Par Kay Pastor, directrice de l’Association 1001 feuilles, Genève
Une phrase de la Convention des Nations Unies relative aux droits des personnes handicapées: « Les Etats Parties reconnaissent le droit des personnes handicapées de participer à la vie culturelle, sur la base de l'égalité avec les autres, et prennent toutes les mesures appropriées pour faire en sorte qu'elles aient accès aux produits culturels dans des formats accessibles. »
De nombreuses initiatives allant dans ce sens ont été lancées dans les musées et les théâtres depuis quelques années. Des accès pour le public à mobilité réduite ont été intégrés aux bâtiments, des compléments tactiles et en audio-description sont proposés aux personnes aveugles ou malvoyantes et des informations en langue des signes sont mises à disposition des personnes sourdes. Mais qu'en est-il des adaptations pour les personnes vivant avec un handicap mental, autrement dit une singularité intellectuelle [1] ? Que signifie « un format accessible » pour ce public en particulier ?
Proposée par une association genevoise, l’Atelier 1001 feuilles [2], une nouvelle approche outillée postule qu’une des situations provoquant le handicap est le manque d'accès à la culture, celle-ci étant considérée comme un pré-requis fondateur de la participation sociale. Des visites de musées adaptées aux personnes vivant avec un handicap mental sont ainsi organisées. Leur objectif est de contribuer à offrir un socle de connaissances pouvant conduire à une meilleure compréhension de l'histoire, de la science et de l'art [3].

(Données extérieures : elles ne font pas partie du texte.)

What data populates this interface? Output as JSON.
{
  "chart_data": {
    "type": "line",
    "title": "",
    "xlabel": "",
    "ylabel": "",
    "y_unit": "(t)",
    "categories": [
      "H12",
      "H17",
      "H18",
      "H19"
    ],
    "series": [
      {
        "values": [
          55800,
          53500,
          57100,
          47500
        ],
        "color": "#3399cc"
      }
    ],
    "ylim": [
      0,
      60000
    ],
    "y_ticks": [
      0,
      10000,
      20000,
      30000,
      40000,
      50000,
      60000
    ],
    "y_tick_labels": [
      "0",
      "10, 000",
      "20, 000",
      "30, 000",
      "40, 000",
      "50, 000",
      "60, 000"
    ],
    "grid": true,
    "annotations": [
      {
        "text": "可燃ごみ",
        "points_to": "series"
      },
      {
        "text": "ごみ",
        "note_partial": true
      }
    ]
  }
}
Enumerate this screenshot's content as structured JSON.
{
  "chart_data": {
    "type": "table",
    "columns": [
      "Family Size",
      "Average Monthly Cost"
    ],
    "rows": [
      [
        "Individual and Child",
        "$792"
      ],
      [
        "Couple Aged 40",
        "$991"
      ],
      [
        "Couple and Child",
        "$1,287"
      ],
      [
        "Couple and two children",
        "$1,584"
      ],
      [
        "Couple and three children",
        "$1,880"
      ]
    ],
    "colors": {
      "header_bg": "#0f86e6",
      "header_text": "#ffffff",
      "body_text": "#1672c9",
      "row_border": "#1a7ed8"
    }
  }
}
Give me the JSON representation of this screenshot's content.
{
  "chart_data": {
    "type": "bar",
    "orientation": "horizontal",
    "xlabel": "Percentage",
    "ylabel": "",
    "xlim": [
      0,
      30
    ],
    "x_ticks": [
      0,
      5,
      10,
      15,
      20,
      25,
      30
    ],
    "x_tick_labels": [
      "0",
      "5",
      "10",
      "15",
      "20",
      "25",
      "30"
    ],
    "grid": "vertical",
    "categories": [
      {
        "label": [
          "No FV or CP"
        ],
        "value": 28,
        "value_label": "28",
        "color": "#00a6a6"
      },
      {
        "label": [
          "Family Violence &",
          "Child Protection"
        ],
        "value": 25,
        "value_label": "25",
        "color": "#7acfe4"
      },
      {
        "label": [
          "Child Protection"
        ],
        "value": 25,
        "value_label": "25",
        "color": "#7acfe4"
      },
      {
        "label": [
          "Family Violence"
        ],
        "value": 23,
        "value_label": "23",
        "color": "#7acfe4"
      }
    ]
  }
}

De septembre 2010 à décembre 2015, 350 visiteurs en situation de handicap ont participé aux 33 visites proposées par l'association, en partenariat avec la Ville de Genève et la Fondation Cap Loisirs. En 2016, une journée spéciale a été organisée au Musée du château de Nyon avec le concours de Insieme Vaud. En 2017, des visites adaptées sont proposées au Musée des Suisses dans le Monde à Genève, répondant ainsi aux besoins d'une centaine de visiteurs sur l'année. Depuis le début de l'année 2018, grâce au soutien de fondations privées, un programme de visites intitulé Croque-Musées permet à de nombreuses personnes vivant avec un handicap mental d'apprécier pleinement les musées de la région.
Au centre du dispositif mis en place : l'interaction constante avec le public, la consultation régulière des personnes concernées et, surtout, la formation de deux assistants-médiateurs vivant eux-mêmes avec un handicap mental. Sur la base de ces expériences successives, des outils sont affûtés. Ils visent à constituer des adaptations au plus proche des besoins de ce public particulier.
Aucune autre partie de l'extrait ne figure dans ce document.